Before kicking over to the OD channel, you can influence distortion and crunch in a number of ways. Flicking the EQ shift switch loads on a controllable amount of gain while fattening up the sound. To ramp up the action further, hitting the EQ Bypass takes the gloves off, and the unimpeded amp is well-voiced in a full, fat and aggressive way. It’s a balanced sound, but, by its very nature, it’s not one you can EQ without recourse to the guitar’s controls or an external processor. Switching to Cathode Bias is very subtle, but it brings on distortion at lower Volume/Gain settings.

Although Two-Rock describes the Coral as a dual-channel amp with a shared EQ and cascading gain structure, they also call the Overdrive section an extension of the clean channel, so think of it as a very flexible single-channel amp with an added gain stage. Where channels are discrete, you can set up quite different rhythm/clean and lead/driven voices; here, you take one voice and then make more of it. Each approach has its advantages, and players looking for tonal consistency will favour the Coral. By engaging overdrive and then manipulating both sets of Gain and Volume controls you can create an almost infinite range of driven rock/blues sounds, from bright chime with a hint of grit to a wailing lead tone, or any point in between.

The reverb adds an extra touch of class. Situated before the Master Volume, it’s still mixed in parallel but it allows for a lot quieter performance and is arguably richer and lusher too. It’s a design feature that first appeared in the Crystal and John Mayer signature amps. The Send and Return controls mean you can create short, tight reverbs or expansive, lush textures, and the separate control for the Overdrive channel means you can have a different reverb setting for solos. Cool.

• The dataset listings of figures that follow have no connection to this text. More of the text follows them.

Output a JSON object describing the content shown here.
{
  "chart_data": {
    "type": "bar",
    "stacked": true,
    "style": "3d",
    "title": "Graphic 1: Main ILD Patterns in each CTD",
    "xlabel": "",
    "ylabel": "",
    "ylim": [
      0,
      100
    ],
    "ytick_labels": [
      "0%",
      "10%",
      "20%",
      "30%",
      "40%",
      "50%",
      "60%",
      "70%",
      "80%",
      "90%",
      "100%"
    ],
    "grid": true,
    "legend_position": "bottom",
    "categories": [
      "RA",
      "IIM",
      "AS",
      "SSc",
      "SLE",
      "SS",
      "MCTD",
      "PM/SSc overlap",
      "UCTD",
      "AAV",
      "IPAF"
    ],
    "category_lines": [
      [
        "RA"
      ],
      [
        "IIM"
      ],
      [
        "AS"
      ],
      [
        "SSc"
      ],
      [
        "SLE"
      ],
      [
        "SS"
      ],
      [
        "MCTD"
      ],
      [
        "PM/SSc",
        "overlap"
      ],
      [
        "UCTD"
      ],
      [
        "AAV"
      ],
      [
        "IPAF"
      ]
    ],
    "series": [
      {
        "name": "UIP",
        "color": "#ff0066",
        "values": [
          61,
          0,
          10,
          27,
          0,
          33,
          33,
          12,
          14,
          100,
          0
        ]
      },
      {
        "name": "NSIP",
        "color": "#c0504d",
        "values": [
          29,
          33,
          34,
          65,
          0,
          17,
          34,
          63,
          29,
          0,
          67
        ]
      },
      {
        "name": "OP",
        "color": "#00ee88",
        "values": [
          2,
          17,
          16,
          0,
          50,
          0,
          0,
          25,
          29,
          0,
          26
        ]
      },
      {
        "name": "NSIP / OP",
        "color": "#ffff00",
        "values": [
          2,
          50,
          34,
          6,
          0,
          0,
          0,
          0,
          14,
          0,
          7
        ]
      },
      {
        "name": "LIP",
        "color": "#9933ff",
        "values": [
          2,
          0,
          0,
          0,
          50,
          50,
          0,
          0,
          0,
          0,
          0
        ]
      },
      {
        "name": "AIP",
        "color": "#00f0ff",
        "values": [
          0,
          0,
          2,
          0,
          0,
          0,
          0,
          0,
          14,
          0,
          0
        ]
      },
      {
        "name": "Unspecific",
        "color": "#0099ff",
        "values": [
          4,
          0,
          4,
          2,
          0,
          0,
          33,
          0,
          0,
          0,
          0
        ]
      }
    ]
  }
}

This is an incredibly flexible guitar amp capable of generating a wide range of sounds with clarity, sustain and balance at its core. Not only would it be an ideal recording amp, but it’s simple enough in operation for day-to-day gigs and home playing. Find your ‘sound’ and you may never feel the need to stray. While the price may appear to be on the steep side, good vintage Fenders and Voxes can cost you this and more. For valve lovers, the Coral offers a level of sonic perfection in a contemporary, manageable and reliable package.